Modi has vowed to reduce the size of India’s government to revive Asia’s third-biggest economy after winning a parliamentary majority in the nation for the first time in 30 years. He faces the challenge of reducing Asia’s second-fastest inflation and pushing through a backlog of stalled projects valued at more than $200 billion.
“Modi is going to be pushing for a slimmer, more nimble government,” said Jai Mrug, an independent political analyst in Mumbai who conducts opinion polling. “He’s doing this because bureaucracy between departments is a major cause of inefficiency, and a consolidation of power is one of the hallmarks of the way he governs.”
The size of Modi’s cabinet will range from between 13 to 24, according to reports in India media today. The Economic Times said Modi will have 13 cabinet ministers, NDTV television put the number at 23 and Times Now predicted 24.

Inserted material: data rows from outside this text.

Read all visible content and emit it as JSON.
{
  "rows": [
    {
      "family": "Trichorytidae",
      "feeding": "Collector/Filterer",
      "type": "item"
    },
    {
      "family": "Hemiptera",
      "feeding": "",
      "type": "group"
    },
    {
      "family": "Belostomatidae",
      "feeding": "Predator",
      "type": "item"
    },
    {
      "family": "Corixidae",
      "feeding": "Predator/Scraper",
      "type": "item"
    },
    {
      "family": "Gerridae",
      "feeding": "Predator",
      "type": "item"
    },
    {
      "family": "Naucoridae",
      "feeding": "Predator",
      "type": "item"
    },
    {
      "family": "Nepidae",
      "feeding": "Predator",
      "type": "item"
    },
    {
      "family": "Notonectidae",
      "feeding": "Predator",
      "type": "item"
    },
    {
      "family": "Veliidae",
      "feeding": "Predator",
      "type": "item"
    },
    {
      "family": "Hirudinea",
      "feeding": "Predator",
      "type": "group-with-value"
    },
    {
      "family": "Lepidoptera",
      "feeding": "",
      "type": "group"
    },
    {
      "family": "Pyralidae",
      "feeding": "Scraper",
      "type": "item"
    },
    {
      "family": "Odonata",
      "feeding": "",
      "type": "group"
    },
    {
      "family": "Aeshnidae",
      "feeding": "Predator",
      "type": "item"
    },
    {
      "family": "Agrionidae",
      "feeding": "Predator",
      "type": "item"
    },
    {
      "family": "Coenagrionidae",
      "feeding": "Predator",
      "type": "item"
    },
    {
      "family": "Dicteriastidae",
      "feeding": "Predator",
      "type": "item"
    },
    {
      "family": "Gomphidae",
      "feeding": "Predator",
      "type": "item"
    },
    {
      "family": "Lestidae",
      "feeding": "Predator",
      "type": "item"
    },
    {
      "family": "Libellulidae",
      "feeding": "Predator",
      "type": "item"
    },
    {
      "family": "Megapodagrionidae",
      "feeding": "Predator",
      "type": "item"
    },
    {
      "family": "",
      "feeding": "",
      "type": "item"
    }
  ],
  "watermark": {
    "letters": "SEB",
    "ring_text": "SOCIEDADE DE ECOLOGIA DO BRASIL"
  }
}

The ministries of road transport and highways and shipping may be absorbed into the Ministry of Transport, the Indian Express reported last week, without saying where it got the information.
Arun Jaitley, 61, a former trade minister, is the frontrunner to become finance minister even though he failed to win a seat in the lower house of parliament, according to two senior party leaders, who asked not to be identified because the discussions are private.
The Congress-led government inducted 34 cabinet ministers in 2009. The BJP’s last prime minister, Atal Bihari Vajpayee, had 21 in his 1998 cabinet and 24 when he formed a government in 1999.
Modi, 63, won after making campaign promises of a stronger economy, more jobs, better roads and a high-speed rail network. His Bharatiya Janata Party won 282 seats of the 543 up for grabs, ousting the Congress party that’s ruled independent India for most of its history.
Modi vowed to work for the nation’s poor in a May 20 address to BJP lawmakers. His campaign resonated with voters as well as investors, with the benchmark stock index rising to a record high and the rupee strengthening.
His policies over the next few months will have significant implications for the nation’s credit rating, Standard & Poor’s said May 16. The company had said it might downgrade Asia’s third-biggest economy to junk status if the next government is unable to revive growth and improve public finances.
“Investors have high expectations for Modi,” Tamara Henderson, an economist at Bloomberg LP in Singapore, wrote in a May 21 research report. “To sustain election euphoria, India’s new government needs to demonstrate its commitment to fiscal prudence with a conservative mid-year budget plan.”
“The Modi era begins with high hopes,” said Satish Misra, a political analyst at the Observer Research Foundation in New Delhi. “There is no scope for an excuse for him after getting a huge mandate to run the country.”